Using Chapter 7 Bankruptcy Laws to Get Rid of Your Debts
A debtor filing for chapter 7 bankruptcy finds that lots more debts are discharged under the chapter 7 bankruptcy laws than filing any other types of bankruptcy. Most of the debts can be discharged under the chapter 7 bankruptcy laws but there are exceptions. Creditors are also restricted in their collection actions against debtors who file chapter 7 bankruptcy.
The chapter 7 bankruptcy laws are complicated because there are many exceptions so many people seek the help of a bankruptcy attorney. A bankruptcy attorney can help the debtor file chapter 7 bankruptcy correctly and comply with the necessary laws. If a filer fails to comply with the chapter 7 bankruptcy laws, the case can be dismissed, rejected or converted to another type of bankruptcy filing.
If the bankruptcy court finds it reasonable to issue a discharge order to release debtors of certain debts, creditors can have a say in the matter by filing complaints against the discharge decision of the court. If the creditors do not object to the discharge, the discharge order is often issued within a few months after the first meeting of creditors. The creditors can also file for more time to object.

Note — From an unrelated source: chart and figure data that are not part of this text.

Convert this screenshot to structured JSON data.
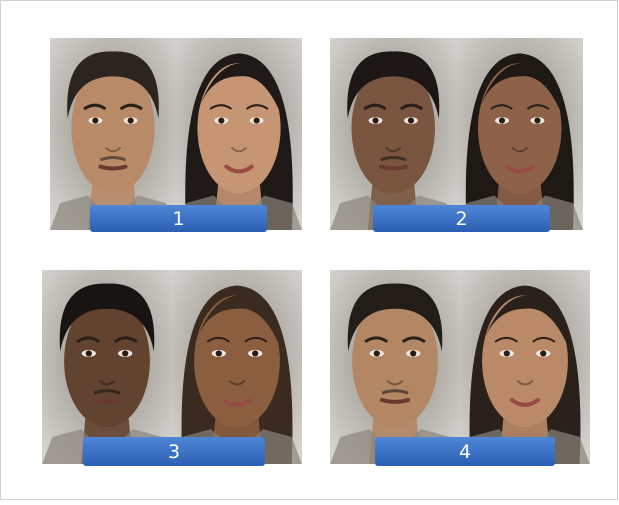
{
  "panels": [
    {
      "label": "1"
    },
    {
      "label": "2"
    },
    {
      "label": "3"
    },
    {
      "label": "4"
    }
  ]
}
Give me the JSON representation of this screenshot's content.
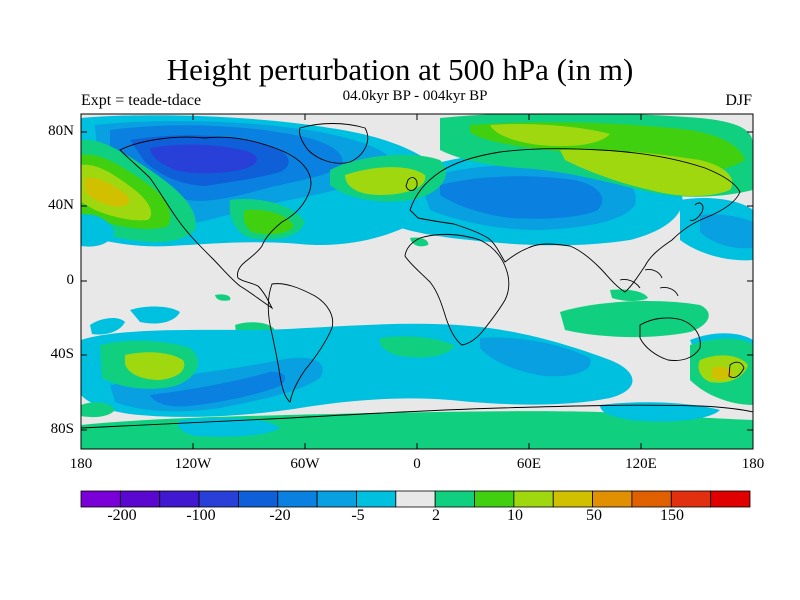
{
  "title": "Height perturbation at 500 hPa (in m)",
  "experiment_label": "Expt = teade-tdace",
  "subtitle": "04.0kyr BP - 004kyr BP",
  "season": "DJF",
  "lat_ticks": [
    "80N",
    "40N",
    "0",
    "40S",
    "80S"
  ],
  "lon_ticks": [
    "180",
    "120W",
    "60W",
    "0",
    "60E",
    "120E",
    "180"
  ],
  "colorbar": {
    "colors": [
      "#7a00d8",
      "#5a08d0",
      "#4018d0",
      "#2840d8",
      "#0f60d8",
      "#0a80e0",
      "#08a0e0",
      "#00c0e0",
      "#e8e8e8",
      "#10d080",
      "#40d010",
      "#a0d810",
      "#d0c000",
      "#e09000",
      "#e06000",
      "#e03010",
      "#e00000"
    ],
    "labels": [
      "-200",
      "-100",
      "-20",
      "-5",
      "2",
      "10",
      "50",
      "150"
    ]
  },
  "map_colors": {
    "ocean_neutral": "#e8e8e8",
    "neg_light": "#00c0e0",
    "neg_mid": "#08a0e0",
    "neg_deep": "#0a80e0",
    "neg_darker": "#0f60d8",
    "neg_darkest": "#2840d8",
    "pos_light": "#10d080",
    "pos_mid": "#40d010",
    "pos_yellowgreen": "#a0d810",
    "pos_yellow": "#d0c000",
    "coast": "#000000"
  }
}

Almost all chapter 7 cases result in discharge orders. However, there are exceptions. Examples of reasons why a bankruptcy court may deny a discharge is if the court finds evidence that the debtor tries to deceive the court, takes advantage of the chapter 7 bankruptcy laws, illegally transfers assets or hides assets to avoid liquidation. If there is any evidence that a crime has been committed, then the bankruptcy court will reject the case.
Even after the discharge order has been granted, secured creditors can still attempt to collect the assets used as collaterals for the debts. If a debtor does not want to give the asset back to the secured creditor, he or she can reaffirm the debt, pay the secured creditor and keep the asset even after the bankruptcy ruling.
Once a discharge of debts has been granted to the chapter 7 filer, creditors of discharged debts may not continue to harass the debtor in order to collect the debts. Creditors that sell off the debts to collection agencies cannot themselves contact the debtors to collect the debt. The collection agency also cannot keep trying to collect from the debtor.
While many debts are discharged under the chapter 7 bankruptcy laws, many debts are not. If a debtor’s main debts are those exempt from discharge, then he or she will still owe the debts after the case is closed. Examples of debts not discharged according to the chapter 7 bankruptcy laws are alimony, child support, taxes, and guaranteed loans. There are many more exceptions.